Colombian Vice President Resigns to Pursue Presidential Aspirations
The Colombian Senate accepted former-Vice President Germán Vargas Lleras’ resignation by a 76 to 0 vote on March 21, freeing him to begin his campaign for president in the 2018 election. Vargas Lleras has not explicitly announced his candidacy yet. However, he revealed his intention to resign in January 2017, and the media and public have long assumed that he aims to run for the presidency. His letter of resignation, according to Semana, stated, “I have not defined my participation in the next electoral process,” but justified his resignation “given the possibility” of a presidential run.
Colombian law does not allow the citizen who serves as vice president in the year before the election to run for president. The first round of voting for the 2018 election will be held on May 25, but Vargas Lleras eliminated the possibility of senatorial opposition by announcing his resignation two months early.
President Juan Manuel Santos, who will not run in the 2018 election, named Óscar Naranjo, a former general and national chief of police, to succeed Vargas Lleras. In a speech announcing his choice, Santos indicated that Naranjo will help lead the government’s fight against illegal coca production and violent criminal organizations.

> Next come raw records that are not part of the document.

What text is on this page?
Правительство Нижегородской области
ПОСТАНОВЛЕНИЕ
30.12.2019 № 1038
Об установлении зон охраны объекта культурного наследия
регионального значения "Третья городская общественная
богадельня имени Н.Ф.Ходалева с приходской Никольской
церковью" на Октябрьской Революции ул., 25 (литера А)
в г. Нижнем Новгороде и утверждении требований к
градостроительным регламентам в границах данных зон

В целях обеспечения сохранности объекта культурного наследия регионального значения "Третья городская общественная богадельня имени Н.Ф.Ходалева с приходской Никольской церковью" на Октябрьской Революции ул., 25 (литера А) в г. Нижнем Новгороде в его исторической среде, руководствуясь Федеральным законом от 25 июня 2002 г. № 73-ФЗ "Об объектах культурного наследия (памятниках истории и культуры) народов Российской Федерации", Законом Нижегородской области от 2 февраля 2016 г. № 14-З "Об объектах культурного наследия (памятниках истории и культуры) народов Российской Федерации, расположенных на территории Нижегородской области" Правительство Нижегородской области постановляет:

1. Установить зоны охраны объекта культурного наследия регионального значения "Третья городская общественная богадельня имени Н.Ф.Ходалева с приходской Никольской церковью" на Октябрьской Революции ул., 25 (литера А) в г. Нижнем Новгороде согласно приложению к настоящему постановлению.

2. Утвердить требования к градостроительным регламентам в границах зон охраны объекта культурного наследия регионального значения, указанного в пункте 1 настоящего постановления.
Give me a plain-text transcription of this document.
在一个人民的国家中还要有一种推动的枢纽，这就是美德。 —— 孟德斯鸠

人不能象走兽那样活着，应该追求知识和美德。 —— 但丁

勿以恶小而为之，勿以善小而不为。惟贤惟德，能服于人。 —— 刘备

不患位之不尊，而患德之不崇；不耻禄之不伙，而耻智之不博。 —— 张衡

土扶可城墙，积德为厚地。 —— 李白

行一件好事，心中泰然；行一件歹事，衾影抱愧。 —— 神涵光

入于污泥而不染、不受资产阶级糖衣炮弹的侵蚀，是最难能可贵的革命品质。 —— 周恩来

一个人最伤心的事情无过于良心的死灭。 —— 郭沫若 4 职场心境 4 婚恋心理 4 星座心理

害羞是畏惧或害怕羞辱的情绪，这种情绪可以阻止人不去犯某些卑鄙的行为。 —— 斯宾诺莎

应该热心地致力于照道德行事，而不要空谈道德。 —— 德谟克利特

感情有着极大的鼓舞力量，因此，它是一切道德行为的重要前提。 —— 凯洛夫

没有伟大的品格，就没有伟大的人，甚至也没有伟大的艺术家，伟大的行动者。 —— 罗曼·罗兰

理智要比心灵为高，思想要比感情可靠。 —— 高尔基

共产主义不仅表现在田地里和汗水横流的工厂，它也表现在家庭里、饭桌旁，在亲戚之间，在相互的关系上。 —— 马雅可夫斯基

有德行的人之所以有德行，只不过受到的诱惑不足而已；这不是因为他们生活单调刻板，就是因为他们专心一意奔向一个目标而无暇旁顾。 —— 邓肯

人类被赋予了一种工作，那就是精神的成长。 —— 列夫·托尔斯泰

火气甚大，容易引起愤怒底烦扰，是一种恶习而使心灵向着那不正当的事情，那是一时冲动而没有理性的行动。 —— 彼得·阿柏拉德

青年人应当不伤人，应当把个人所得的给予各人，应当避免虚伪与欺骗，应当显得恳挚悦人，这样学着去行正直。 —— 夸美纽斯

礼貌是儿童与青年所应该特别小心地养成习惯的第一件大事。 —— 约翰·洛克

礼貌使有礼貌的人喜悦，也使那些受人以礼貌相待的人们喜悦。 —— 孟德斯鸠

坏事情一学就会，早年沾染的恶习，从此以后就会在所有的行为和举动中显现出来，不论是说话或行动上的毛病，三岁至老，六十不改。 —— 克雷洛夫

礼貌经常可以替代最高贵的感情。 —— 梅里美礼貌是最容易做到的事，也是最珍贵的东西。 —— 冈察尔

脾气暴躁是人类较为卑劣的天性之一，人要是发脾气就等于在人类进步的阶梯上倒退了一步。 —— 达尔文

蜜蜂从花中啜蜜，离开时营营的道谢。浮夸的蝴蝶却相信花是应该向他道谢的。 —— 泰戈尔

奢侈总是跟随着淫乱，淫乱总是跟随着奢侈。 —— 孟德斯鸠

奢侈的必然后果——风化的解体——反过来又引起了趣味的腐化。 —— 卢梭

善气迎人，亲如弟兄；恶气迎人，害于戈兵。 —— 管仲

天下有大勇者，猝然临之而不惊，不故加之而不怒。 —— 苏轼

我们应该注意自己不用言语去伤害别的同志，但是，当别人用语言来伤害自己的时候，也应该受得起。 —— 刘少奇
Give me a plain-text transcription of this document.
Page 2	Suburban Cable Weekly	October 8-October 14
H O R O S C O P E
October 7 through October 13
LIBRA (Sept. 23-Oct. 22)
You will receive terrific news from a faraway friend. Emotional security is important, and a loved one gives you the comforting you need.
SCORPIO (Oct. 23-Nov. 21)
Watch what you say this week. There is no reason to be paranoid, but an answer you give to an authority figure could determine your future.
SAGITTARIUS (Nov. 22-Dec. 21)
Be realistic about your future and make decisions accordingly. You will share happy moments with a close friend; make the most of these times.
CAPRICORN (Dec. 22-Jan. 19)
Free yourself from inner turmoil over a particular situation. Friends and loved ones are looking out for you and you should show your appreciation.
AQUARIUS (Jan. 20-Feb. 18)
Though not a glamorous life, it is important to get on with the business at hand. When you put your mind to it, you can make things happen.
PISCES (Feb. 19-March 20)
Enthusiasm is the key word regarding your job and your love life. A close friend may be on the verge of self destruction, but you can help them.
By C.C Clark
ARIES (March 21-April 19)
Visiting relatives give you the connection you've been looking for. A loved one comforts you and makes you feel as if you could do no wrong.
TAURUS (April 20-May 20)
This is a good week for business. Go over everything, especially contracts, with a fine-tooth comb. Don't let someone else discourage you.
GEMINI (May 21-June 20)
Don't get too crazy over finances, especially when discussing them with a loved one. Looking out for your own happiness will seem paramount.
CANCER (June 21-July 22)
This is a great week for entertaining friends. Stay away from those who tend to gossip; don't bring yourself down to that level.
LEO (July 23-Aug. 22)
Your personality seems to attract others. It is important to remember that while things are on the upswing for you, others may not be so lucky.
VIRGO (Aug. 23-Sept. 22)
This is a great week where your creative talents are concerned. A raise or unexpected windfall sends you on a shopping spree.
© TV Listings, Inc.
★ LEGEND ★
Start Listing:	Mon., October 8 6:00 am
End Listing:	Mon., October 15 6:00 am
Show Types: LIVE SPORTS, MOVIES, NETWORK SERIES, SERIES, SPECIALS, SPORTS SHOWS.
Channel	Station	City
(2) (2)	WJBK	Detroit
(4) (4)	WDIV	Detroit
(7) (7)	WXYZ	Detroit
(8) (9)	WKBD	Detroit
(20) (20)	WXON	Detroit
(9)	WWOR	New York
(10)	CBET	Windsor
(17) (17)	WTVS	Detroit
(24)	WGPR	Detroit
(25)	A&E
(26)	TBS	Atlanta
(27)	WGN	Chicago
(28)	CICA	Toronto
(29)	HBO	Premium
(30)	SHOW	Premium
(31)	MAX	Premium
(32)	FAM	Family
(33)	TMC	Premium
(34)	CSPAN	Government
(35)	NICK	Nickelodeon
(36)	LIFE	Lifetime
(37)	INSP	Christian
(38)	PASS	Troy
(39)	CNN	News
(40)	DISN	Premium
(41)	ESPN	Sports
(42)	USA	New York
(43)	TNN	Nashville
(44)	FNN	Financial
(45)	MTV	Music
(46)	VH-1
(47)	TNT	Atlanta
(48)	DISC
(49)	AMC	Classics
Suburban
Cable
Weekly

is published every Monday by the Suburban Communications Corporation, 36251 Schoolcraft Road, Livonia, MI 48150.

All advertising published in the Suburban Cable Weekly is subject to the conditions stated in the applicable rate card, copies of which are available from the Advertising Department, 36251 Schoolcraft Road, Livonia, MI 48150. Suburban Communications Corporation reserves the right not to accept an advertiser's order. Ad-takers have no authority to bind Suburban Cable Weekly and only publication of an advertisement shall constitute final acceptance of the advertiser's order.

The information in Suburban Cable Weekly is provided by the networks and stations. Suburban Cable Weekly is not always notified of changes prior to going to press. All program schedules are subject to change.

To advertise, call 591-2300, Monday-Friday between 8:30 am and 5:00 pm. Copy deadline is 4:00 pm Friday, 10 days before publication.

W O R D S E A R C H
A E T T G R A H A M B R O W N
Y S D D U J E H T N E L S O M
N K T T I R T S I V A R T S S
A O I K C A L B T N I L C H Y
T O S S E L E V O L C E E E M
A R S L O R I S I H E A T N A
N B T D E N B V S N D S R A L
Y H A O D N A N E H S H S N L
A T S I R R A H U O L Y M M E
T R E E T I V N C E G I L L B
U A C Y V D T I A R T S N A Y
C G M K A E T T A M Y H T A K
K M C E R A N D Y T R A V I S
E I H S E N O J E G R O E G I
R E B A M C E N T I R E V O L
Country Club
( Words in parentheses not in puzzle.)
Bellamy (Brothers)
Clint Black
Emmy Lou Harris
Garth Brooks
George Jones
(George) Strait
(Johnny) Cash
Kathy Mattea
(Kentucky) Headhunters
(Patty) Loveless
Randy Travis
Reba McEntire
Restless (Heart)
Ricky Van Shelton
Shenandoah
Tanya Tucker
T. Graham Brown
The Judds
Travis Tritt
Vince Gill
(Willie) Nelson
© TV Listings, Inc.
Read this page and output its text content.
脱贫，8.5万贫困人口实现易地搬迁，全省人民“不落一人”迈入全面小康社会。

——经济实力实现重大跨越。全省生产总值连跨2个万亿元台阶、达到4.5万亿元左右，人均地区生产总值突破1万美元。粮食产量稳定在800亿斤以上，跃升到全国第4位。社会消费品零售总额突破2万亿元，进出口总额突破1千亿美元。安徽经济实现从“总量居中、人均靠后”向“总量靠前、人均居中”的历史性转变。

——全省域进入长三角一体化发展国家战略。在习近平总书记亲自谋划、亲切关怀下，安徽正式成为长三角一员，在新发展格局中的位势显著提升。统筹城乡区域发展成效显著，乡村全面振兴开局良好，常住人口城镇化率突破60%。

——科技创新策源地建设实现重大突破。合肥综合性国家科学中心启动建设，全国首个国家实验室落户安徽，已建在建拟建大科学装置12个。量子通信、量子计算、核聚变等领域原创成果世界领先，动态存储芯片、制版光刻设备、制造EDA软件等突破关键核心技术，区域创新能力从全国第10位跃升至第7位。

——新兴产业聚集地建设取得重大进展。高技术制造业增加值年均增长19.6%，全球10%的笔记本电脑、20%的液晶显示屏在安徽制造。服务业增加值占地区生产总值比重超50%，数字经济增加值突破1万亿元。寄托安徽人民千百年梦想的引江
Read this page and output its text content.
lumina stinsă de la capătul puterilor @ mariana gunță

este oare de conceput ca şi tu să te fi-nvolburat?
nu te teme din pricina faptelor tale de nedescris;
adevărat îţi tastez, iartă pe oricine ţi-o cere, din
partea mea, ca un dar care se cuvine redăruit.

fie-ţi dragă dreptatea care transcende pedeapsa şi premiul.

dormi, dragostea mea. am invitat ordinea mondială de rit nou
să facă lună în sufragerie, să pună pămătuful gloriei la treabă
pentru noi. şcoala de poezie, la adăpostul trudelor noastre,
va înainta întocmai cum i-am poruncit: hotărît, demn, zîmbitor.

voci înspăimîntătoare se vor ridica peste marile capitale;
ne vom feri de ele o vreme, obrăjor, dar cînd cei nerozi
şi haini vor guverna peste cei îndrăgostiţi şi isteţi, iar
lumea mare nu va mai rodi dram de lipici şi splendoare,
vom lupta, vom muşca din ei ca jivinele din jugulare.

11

Assuming Vargas Lleras runs for office, he must decide which political party he will represent. His party, the Radical Change, currently governs in coalition with Santos’ Social Party of National Unity, known as “the U,” and the Liberal Party. However, in a congressional plenary session on Vargas Lleras’ resignation, Senator Armando Benedetti, a party leader of the U, hinted at his opposition to Vargas Lleras’ candidacy.
Humberto de la Calle, the Santos administration’s chief negotiator in its peace agreement with the FARC guerillas, is another prospective 2018 presidential candidate. Although de la Calle has not yet announced his candidacy, he has made obvious criticisms of Vargas Lleras in recent public appearances. De la Calle’s remarks serve as indicators to many of an attempt to differentiate himself from potential opponents ahead of a presidential run.
Óscar Iván Zuluaga of the Democratic Center, the current opposition party, withdrew from the campaign in early March 2017 after accusations of his involvement in the Odebrecht bribery scandal.
Though Vargas Lleras has made many enemies during his tenure as vice president, El Tiempo reports that he leads many opinion polls of prospective 2018 candidates.